Thursday, January 26, 2012

Extracurricular #3: Mrs. Vladimir Nabokov

Hello reading public! Some time early next week I will be sharing my review of Walker Percy’s “The Moviegoer”. Now though, I’d like to share some thoughts on an ‘extra-curricular’ book I’ve just finished reading.

The book is 2000’s Vera {Mrs. Vladimir Nabokov} by Stacy Schiff, who made bookchat headlines more recently with her phenomenal 2010 biography of Cleopatra. As the title kindly informs those of you not already given to prying into the personal lives of great writers, Schiff’s subject is the elusive Vera Nabokov (née Slonim), wife of the great Vladimir.



From the moment she sought him out (in Berlin in the 1920s - he was best known as a young poet of potential; she had memorized reams of his verse) they were never apart, even when geographically distant. Though she only makes one explicit appearance in the fiction, Nabokov famously asserted that his wife colored every one of his books. Her hand was even a bit more direct than all that – though she would deny it, she was also his first and sharpest editor. She answered their letters, and forged them into a single entity, the aloof and (ambiguous, initially) “VN”.

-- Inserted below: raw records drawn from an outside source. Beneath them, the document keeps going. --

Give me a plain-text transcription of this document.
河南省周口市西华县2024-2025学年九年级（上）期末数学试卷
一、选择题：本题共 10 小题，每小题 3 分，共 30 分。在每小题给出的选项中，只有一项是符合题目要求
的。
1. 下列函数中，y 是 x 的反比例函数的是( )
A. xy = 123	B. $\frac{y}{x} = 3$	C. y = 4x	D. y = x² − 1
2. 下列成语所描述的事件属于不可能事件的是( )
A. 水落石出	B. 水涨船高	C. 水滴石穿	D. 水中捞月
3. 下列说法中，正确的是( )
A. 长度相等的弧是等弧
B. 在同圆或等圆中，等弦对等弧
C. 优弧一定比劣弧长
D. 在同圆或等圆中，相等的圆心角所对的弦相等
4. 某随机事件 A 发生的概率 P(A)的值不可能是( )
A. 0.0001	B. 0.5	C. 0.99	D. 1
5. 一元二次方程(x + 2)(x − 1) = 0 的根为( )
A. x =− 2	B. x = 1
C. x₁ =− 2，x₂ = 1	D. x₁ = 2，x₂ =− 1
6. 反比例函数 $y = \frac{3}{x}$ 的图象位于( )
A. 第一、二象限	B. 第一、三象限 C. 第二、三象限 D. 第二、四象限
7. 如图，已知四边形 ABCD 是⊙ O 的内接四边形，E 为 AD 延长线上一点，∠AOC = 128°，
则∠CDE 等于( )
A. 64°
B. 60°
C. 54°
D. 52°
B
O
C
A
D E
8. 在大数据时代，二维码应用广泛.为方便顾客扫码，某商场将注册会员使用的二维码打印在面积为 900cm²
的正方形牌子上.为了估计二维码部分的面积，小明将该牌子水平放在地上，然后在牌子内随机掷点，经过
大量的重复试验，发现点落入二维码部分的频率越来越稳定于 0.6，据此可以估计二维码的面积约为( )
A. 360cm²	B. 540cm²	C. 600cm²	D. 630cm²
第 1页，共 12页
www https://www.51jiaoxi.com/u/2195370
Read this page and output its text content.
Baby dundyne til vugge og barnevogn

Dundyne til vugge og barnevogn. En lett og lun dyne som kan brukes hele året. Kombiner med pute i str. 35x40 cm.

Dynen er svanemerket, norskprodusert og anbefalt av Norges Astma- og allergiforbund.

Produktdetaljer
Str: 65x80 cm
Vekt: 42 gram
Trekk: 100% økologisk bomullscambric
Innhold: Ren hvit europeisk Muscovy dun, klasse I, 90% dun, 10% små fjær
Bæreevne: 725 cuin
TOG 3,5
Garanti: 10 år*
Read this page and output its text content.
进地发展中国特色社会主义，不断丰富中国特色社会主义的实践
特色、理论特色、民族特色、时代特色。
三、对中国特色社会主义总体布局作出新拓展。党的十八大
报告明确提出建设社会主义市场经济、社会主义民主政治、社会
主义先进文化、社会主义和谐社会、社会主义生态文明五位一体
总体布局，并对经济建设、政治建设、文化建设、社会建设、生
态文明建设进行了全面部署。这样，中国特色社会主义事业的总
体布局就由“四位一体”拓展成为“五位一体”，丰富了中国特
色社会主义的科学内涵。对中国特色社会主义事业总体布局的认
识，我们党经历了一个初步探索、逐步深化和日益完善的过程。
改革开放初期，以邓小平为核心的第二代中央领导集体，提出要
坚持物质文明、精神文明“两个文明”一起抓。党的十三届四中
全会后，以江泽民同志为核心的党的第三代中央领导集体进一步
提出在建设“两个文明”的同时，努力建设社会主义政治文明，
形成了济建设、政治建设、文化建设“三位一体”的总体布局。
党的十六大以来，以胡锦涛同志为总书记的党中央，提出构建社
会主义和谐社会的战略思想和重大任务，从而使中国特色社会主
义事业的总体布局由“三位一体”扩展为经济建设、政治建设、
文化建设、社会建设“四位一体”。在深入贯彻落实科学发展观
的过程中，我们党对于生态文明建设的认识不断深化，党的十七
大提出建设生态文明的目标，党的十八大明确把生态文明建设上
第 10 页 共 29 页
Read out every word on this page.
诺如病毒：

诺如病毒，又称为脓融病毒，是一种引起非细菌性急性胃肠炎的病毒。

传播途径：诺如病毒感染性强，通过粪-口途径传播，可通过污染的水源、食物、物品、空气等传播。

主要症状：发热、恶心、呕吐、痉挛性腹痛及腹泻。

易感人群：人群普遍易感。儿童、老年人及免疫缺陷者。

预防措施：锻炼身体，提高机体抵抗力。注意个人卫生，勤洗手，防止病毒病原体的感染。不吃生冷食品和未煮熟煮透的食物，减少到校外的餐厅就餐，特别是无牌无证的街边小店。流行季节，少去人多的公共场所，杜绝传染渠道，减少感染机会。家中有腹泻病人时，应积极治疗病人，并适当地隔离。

The life that Schiff throws together sparkles with wit; with insight into the works and the faint but unmistakable imprint of Vera in Vladimir’s fiction; and, in its especially readable first 100-ish pages, with fine portraits of the Russian exiles of the post-Revolution. Ultimately, however, it founders on the same rock that a number of writer biographies smash upon: writer’s lives tend to be not nearly so interesting as their work. Vera’s life has its events – the early escape from Russia, the move to America, the struggles with poverty before the pair won world-wide acclaim – but it is not the sort of life that Shakespeare could hang a tragedy on, as he did with Cleopatra. As a dedicated Nabokovian, there was enough material here to sustain my interest. I am not sure what the effect would be on a reader who brought less prior interest to the subjects.

Despite the 2000 year gap that separates Vera from Schiff’s more recent subject, one senses a similar sort of problem confronting the author – her subject, though much written about, is nonetheless hard to grasp in her own essence - her ‘true nature’ evades even a writer of Schiff’s dedication. In Cleopatra’s case, this is the fault of the devouring centuries. In Vera’s case, it is the fault of Vera Nabokov.

In other biographies of less world-historical figures, and especially literary ones, a good deal of extra interest can nonetheless be generated by a close examination of the personalities and feelings involved. Here, again, the subject works against Schiff. Vera famously burned every love-letter she wrote to Vladimir (and even most of the strictly-business ones, too) – our accounts of their courtship depend entirely on reading between the lines in his letters to her. In public appearances, she did everything possible to keep her own thoughts private except concerning the literary genius of her husband. Rather than the outpourings of feeling and the series of private thoughts, the public control, the decorum, and reticence are the biography.

Schiff’s subtitle (ie, Mrs. Vladimir Nabokov) is piercingly accurate. Never have I read the account of a woman so determined to define herself (publically, at least) by her marriage. In this feminist era, it is a strange thing to read about. And there are some passages that portray Vladimir in a less than flattering light, to a modern view. Vlad is nearly helpless and perfectly content to let Vera take care of all the domestic tasks. With Vladimir unwilling to hold down a normal job, Vera is forced to work in Berlin and Paris as a typist to support the family (while Vlad’s letters tend to whine a bit about how her work leaves her too tired to help him write.)

And yet, despite an initial reaction of alienation (how could she feel this way, pursue this course willingly?) I ultimately could not come to dismiss Vera’s story and her goals as entirely anti-feminist. It is true, she never tried to stand out as a separate individual. But in the course of her book, Schiff convincingly makes the case. This was not an instance of a man forcing his will over a woman, consuming her independent identity. This was the case of a woman seeking a man out and forging out of him a marriage, a true union of two beings into one identity. And if there is a single Nabokov most responsible for Vladimir’s fame and reputation, it is Vera. From arranging his interviews and answering his mail, to spending her remaining years after his death laying the foundations for his posthumous legacy and busily interfering with the swarming biographers, Vera was the architect of “VN”. The name was his, the limelight was his. But the union, the identity, and the soul was theirs, and the plan, if it was anyone’s, was hers.